Полковник Бехлешов, привезя жену, думал пробыть в Спа не более недели и жил здесь целый месяц. Сопровождая жену и её компаньонку в прогулках, он сперва был весьма сдержан, потом стал, как бы случайно, оказывать ту или другую услугу Пчёлкиной: с заботливой вежливостью подсаживал её в экипаж, приносил ей с почты письма, покупал любимые лакомства, фрукты, а раз при жене подарил ей модного штофа на платье. Поликсена от подарка отказалась. Бехлешов начал искать предлога для беседы с нею наедине.

"Что бы это значило?" – думала она, теряясь в догадках, и всякий раз обрывала эти встречи. Больной стало хуже. Она разнемоглась от изменившейся погоды и несколько времени не выходила из своей комнаты.

Был тёплый, влажный после недавней грозы вечер. Бехлешов встретил Поликсену в небольшом саду при своей квартире, попросил её сесть на скамью и, после некоторого колебания, шепнул ей:

– Волшебница! я от тебя без ума.

– Стыдитесь, полковник! – вспыхнув, сказала Поликсена. – У вас сыновья в ученье, жена так хворает, а вы ведёте себя, извините, как мальчик…

– Но, милая лапушка, – ответил Бехлешов, загородив дорогу Пчёлкиной, – я всё для тебя, всё…

Поликсена метнула в него молнию из серых глаз, оттолкнула селадона и молча ушла к себе наверх.

– Погоди ж ты, рыжая гордячка! Дам тебе отплату! – проворчал ей вслед взбешённый неудачей Бехлешов.

Любезничанья с Пчёлкиной толстенького, седого и короткого ростом куртизана прекратились. За чаем, обедом и за ужином он не говорил с ней почти ни слова. Жене его стало лучше, и Бехлешов начал укладываться с целью возвратиться в Петербург. Пчёлкина, чтоб смягчить разлад, собиралась просить его разузнать в коллегии о Мировиче, с которым она переписывалась и от которого, перед выездом из России, получила кряду два нежных письма.

"Спросит, не жених ли? – думала она, – нарочно скажу – жених… и побесится, и отстанет скорее… А чем же Мирович и не жених? – с горечью прибавила она и вздохнула. – И влюблён и верен… чего же больше?".

Сидела Поликсена как-то у себя наверху. Была ночь. Она дописывала письмо Птицыной о приключении с Бехлешовым и задумалась.

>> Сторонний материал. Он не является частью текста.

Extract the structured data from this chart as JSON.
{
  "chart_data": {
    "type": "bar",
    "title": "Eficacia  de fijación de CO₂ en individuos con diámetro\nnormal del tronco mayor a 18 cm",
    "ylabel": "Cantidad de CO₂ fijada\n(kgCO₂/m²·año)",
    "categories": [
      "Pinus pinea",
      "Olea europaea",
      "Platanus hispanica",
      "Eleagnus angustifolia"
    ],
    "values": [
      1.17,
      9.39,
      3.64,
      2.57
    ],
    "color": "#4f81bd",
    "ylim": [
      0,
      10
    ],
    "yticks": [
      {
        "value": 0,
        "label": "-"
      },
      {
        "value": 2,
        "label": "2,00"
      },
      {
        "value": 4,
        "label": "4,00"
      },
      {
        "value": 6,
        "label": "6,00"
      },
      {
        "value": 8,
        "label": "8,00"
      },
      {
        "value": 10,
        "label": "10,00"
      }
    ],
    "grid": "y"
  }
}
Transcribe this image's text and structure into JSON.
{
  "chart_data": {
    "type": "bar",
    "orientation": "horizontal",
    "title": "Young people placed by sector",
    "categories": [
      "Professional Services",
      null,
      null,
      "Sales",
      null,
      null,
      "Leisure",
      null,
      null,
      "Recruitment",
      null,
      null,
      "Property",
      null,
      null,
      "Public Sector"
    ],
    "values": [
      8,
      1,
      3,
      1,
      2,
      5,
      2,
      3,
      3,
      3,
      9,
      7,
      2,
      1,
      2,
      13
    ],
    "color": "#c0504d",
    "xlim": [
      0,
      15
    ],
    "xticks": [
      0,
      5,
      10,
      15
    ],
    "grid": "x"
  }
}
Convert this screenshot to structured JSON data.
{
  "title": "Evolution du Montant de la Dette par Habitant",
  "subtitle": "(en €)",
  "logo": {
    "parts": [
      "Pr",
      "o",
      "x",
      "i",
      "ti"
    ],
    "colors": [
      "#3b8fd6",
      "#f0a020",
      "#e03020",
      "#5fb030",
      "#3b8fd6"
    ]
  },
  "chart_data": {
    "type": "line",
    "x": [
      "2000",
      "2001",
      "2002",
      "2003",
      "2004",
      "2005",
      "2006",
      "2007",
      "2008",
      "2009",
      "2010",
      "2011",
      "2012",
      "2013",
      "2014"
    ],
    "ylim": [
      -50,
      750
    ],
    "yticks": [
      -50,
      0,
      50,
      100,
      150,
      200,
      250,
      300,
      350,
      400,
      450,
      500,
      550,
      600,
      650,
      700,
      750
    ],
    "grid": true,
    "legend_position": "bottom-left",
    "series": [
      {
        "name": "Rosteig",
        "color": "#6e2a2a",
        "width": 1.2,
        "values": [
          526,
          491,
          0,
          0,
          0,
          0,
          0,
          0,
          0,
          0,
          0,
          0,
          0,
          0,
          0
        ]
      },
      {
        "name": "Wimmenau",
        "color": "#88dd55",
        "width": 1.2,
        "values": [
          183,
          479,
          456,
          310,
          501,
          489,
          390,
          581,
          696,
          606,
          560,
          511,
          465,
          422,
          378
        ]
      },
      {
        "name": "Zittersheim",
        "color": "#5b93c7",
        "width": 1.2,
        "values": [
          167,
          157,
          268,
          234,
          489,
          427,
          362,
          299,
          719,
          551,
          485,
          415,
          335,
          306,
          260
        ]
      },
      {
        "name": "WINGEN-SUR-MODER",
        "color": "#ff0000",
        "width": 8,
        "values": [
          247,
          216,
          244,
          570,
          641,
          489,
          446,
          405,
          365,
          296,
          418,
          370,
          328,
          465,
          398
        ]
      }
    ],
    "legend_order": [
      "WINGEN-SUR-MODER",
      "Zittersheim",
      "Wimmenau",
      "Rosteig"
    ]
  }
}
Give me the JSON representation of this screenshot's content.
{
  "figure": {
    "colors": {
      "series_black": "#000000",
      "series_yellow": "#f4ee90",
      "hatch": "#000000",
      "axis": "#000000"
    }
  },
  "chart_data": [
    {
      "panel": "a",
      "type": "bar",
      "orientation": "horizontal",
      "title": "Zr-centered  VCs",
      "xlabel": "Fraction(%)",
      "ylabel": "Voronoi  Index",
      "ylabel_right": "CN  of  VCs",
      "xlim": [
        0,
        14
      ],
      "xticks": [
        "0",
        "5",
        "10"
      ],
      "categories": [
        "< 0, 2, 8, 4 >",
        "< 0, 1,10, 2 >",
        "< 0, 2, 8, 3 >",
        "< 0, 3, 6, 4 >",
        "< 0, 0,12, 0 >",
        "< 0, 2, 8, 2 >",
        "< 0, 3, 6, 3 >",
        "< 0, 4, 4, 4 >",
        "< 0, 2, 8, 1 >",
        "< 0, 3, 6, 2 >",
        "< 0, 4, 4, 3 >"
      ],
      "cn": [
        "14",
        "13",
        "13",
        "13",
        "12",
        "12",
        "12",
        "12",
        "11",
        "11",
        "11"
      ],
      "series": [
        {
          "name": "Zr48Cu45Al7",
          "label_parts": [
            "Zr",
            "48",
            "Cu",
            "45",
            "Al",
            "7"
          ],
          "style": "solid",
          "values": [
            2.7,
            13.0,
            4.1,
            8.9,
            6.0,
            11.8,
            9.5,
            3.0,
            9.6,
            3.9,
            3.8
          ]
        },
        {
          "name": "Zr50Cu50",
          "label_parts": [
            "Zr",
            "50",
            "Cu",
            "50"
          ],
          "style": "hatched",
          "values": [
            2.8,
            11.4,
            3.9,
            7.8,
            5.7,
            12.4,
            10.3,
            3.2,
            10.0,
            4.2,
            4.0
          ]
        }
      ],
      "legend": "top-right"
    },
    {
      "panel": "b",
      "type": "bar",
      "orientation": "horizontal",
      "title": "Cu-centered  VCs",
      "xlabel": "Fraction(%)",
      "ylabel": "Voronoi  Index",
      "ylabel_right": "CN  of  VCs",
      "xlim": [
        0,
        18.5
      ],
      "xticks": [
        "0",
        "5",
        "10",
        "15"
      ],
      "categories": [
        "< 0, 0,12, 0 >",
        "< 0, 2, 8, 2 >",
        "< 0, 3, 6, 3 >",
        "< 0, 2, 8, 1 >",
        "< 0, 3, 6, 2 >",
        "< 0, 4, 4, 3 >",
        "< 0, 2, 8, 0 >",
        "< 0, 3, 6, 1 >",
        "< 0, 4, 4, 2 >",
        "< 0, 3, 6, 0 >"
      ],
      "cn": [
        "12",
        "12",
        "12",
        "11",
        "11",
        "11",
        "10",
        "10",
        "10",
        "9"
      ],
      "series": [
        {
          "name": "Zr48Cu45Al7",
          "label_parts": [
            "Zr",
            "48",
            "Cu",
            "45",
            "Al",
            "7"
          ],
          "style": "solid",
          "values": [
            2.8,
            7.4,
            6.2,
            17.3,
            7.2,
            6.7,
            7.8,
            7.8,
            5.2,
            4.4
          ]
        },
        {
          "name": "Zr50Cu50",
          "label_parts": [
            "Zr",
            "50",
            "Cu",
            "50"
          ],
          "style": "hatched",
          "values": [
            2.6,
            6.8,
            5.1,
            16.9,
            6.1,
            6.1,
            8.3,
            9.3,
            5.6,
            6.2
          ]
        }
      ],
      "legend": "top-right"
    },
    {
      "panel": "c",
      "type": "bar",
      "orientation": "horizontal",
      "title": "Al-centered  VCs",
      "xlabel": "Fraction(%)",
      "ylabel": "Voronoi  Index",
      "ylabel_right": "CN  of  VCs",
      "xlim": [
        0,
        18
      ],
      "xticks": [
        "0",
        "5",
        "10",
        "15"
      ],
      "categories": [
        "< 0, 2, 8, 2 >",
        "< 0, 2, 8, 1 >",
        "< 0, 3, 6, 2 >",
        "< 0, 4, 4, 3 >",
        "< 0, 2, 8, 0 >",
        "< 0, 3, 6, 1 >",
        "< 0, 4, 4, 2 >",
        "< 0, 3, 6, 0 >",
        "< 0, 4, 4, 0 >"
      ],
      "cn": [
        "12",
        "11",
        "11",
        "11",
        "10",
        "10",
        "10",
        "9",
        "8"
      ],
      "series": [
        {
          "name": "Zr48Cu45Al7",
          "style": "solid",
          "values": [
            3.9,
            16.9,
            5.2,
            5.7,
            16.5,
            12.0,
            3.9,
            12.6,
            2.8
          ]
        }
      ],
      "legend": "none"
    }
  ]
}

"Ведь это, пожалуй, всегда так будет, – сказала она себе. – Где ж конец? И неужели выхода нет?.. Мирович! Ну что он такое? Да как все: добрый, незнатный, безродный, как и я; говорят, склонен к картам, мотовству… Но от мотовства и от карт можно ещё исправиться, в люди выйти… Молод – остепенится… Слышно, им теперь довольны; даже за отличие повысили… Но не то, всё не то… Беден, и то пустяки… Жить нечем будет – государыня поможет. Да о том ли я мечтала, того ли ждала!".

Поликсена остановилась писать. Воспоминания вновь зародились в её голове: злой арапчонок, сорочье дитё, Иоанна д'Арк, с мечом и шлемом, у опушки дремучего дубового леса, предсказание ворожеи… кровь и шум…

Она сидела, склонясь горячим лбом на холодную, исхудалую руку. Слёзы навёртывались на глаза. Снизу по лестнице послышались шаги. Кто-то будто поднялся на несколько ступенек и остановился.